Ein mittelständisches Maschinenbauunternehmen aus Baden-Württemberg bemerkte 2023, dass ein Wettbewerber innerhalb weniger Wochen ein nahezu identisches Angebot bei einem Großkunden einreichte. Die interne Untersuchung ergab: Im Besprechungsraum der Geschäftsführung hatte jemand ein winziges GSM-Sendemodul hinter einer Sockelleiste befestigt. Das Gerät war kleiner als ein Streichholzschachtel und hatte monatelang unbemerkt übertragen. Solche Fälle sind keine Ausnahmen. Das Bundesamt für Verfassungsschutz schätzt den jährlichen Schaden durch Wirtschaftsspionage in Deutschland auf über 200 Milliarden Euro.

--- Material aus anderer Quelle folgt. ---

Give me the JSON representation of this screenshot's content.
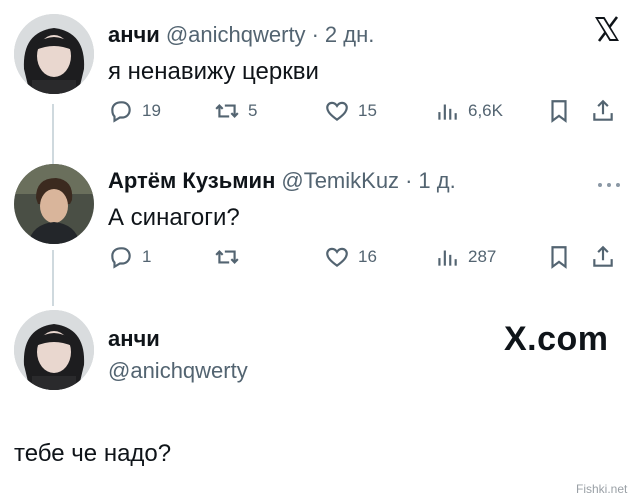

Warum ein einmaliger Check nicht reicht

Viele Unternehmen lassen einmalig einen Spezialisten durch die Räume gehen und glauben, das Thema damit erledigt zu haben. Das ist ein Trugschluss. Abhörtechnik wird kompakter, preiswerter und schwerer zu entdecken. Geräte, die vor fünf Jahren noch mehrere Tausend Euro kosteten und das Format einer Zigarettenschachtel hatten, passen heute in einen handelsüblichen USB-Stecker und sind für unter 100 Euro im Netz erhältlich.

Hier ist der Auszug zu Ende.